Section 36 of the Courts Legislation Miscellaneous Amendments Act 2014, assented to on 9 September 2014, amended the Victorian Civil and Administrative Tribunal Act 1998 (Act) by inserting s 115CA.

Section 115CA(1) provides for the operation of a presumption that an applicant to the Tribunal under s 79 of the Planning and Environment Act 1987 (PE Act) is entitled to an order under s 115B that the responsible authority reimburse the applicant the whole of any statutory fees (that is, fees payable in a proceeding under the Act, the rules, the regulations, or the PE Act) paid by the applicant in the proceeding.

We consider this to be a significant change to the Act that has the potential to influence how councils process planning permit applications.

Pursuant to s 168 of the Act, s 115CA applies only in relation to an application to the Tribunal under s 79 that is made after 9 September 2014.

“failure to grant the permit” vs “failure to determine”

It is common for practitioners in Victoria to refer to applications filed under s 79 of the PE Act as being an application against the council’s “failure to determine”.

However, it is important to recall that, strictly, this is not accurate.  The particular language of s 79 of the PE Act is, as follows:

“An applicant for a permit may apply to the Tribunal for review of the failure of the responsible authority to grant the permit within the prescribed time.”

It follows that it is not the failure of the council to determine the application, but rather the failure to grant the permit within the prescribed time, that is the precondition to filing an application under s 79.  Pursuant to reg 31, for a VicSmart application this time is 10 business days and for any other application it is 60 days.

The consequence is that there is no bar to an applicant proceeding under s 79 in circumstances in which the council determines to refuse the application, provided the refusal occurs after the prescribed time.
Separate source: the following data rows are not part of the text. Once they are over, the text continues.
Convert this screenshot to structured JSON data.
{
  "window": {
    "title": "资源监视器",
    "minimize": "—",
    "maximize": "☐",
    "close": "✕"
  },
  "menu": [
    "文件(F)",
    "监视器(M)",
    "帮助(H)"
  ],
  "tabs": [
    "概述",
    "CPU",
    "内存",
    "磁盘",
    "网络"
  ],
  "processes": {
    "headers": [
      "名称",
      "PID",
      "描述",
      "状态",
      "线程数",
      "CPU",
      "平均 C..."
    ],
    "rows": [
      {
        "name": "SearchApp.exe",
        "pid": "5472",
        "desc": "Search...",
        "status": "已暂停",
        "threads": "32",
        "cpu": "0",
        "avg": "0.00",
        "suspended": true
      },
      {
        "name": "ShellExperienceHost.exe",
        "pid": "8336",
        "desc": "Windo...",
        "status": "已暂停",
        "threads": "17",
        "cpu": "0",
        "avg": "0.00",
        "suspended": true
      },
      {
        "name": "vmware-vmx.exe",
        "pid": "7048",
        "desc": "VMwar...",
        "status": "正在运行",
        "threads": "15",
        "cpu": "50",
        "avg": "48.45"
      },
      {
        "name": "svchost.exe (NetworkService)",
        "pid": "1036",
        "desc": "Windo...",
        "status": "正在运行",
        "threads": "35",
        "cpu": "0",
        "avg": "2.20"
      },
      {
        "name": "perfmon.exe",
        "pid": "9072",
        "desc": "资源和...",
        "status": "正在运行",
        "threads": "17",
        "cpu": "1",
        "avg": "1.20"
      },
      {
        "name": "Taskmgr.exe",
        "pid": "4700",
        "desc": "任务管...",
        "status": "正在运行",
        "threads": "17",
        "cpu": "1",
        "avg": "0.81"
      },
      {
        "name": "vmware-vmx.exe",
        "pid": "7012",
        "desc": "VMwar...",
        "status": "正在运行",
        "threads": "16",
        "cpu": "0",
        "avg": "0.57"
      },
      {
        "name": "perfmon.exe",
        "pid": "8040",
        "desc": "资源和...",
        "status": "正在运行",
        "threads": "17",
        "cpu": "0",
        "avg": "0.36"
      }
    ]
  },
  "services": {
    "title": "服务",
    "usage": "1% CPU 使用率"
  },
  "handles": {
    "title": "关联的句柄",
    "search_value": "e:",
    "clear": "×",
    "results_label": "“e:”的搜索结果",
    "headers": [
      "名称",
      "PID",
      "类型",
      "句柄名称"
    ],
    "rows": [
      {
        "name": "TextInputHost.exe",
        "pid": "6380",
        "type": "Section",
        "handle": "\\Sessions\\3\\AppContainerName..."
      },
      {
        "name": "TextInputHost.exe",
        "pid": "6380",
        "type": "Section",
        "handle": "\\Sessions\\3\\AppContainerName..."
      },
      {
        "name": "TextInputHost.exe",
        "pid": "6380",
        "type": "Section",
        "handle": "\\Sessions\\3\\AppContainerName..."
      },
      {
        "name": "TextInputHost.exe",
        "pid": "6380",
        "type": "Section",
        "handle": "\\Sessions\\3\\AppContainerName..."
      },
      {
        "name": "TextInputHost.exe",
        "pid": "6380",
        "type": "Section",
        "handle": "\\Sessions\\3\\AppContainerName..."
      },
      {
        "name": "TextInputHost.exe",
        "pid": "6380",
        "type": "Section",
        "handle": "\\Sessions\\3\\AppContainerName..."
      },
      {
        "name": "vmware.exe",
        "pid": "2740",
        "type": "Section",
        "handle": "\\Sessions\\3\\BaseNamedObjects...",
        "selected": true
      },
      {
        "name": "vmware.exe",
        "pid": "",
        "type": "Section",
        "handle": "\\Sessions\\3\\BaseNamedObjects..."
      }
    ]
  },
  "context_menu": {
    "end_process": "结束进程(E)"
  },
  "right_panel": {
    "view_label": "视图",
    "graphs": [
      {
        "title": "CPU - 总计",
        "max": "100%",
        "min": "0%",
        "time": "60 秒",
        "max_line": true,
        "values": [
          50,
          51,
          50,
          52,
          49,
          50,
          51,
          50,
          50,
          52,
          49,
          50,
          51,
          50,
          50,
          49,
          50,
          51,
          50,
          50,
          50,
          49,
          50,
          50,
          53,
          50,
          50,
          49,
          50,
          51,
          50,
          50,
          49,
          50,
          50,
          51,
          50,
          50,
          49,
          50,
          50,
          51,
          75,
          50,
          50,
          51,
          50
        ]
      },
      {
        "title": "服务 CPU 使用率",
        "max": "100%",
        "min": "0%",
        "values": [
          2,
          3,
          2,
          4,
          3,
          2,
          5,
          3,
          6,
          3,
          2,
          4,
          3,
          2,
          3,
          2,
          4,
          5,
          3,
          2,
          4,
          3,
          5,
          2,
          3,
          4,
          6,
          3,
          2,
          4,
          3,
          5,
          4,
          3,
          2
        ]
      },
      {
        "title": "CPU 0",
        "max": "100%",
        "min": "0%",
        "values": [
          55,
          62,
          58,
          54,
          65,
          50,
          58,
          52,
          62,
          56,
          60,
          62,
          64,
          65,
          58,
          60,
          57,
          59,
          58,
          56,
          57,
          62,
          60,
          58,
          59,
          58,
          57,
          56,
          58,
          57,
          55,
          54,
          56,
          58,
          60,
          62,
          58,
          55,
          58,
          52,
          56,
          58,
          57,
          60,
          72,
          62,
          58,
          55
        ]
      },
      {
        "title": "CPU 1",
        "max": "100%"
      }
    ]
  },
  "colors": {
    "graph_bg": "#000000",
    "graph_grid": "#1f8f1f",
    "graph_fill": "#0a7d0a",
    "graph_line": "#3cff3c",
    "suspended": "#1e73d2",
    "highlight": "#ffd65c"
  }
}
It will be interesting to observe whether applicants start to seek to rely on s 79, to have the benefit of the presumption under s 115CA(1), in circumstances in which the council has refused the application out of time.  In such circumstances, previously the application would have been filed under s 77.

Amount of fees

If different statutory fees are payable in a proceeding under s 79 depending on an election made by the applicant, s 115CA(2) provides that the entitlement under s 115CA(1) will only extend to the lowest amount of the fees.  This avoids the potential for applicants to seek to recover the fees paid in the Major Cases List.

At this time, if the estimated cost of development is $1 million or more, the relevant fee is $1,903.90.  If the estimated cost of development is less than $1 million the relevant fee is $986.40.

Additional fees may apply if the principal registrar is of the opinion that the proceeding is a complex case, or the hearing runs for more than one day.

Displacing the presumption

Section 115CA(3) provides that the presumption does not apply if the responsible authority satisfies the Tribunal that there was reasonable justification for the responsible authority to fail to grant the permit before the application to the Tribunal, having regard to:

  1. the nature and complexity of the permit application; and
  2. the conduct of the applicant in relation to the permit application; and
  3. any other matter beyond the reasonable control of the responsible authority.

As always, it will be important for council’s to ensure careful file management and to ensure to retain copies of any emails, correspondence or other documents that may be relied upon in support of any argument that the s 115CA(1) presumption should not apply.

Conclusion

The introduction of the s 115CA(1) presumption means that it is important for councils to ensure that a decision is made on an application within the relevant prescribed time.

It is important to note that we do not, however, consider that this reform should influence councils to make hasty or premature decisions, especially in respect of complex or controversial applications.  As always, it is important for councils to ensure that applications are processed with diligence and care.  It may be that there is more risk associated with making a hasty or premature decision than having an order for fees made against the council.

With the statutory clock now more important than ever, we recommend that planning officers ensure that the mechanisms under the PE Act that have the effect of stopping or restarting the clock are being appropriately utilised.  It is important that any requirement for more information under s 54 of the PE Act be properly made within time (5 business days for a VicSmart application, or 28 days for any other application) by giving the appropriate notice.  If notice of an application is given under s 52 of the PE Act, council should be careful to ensure that the date of the making of the requirement and the date of the giving of the last required notice is properly documented and recorded.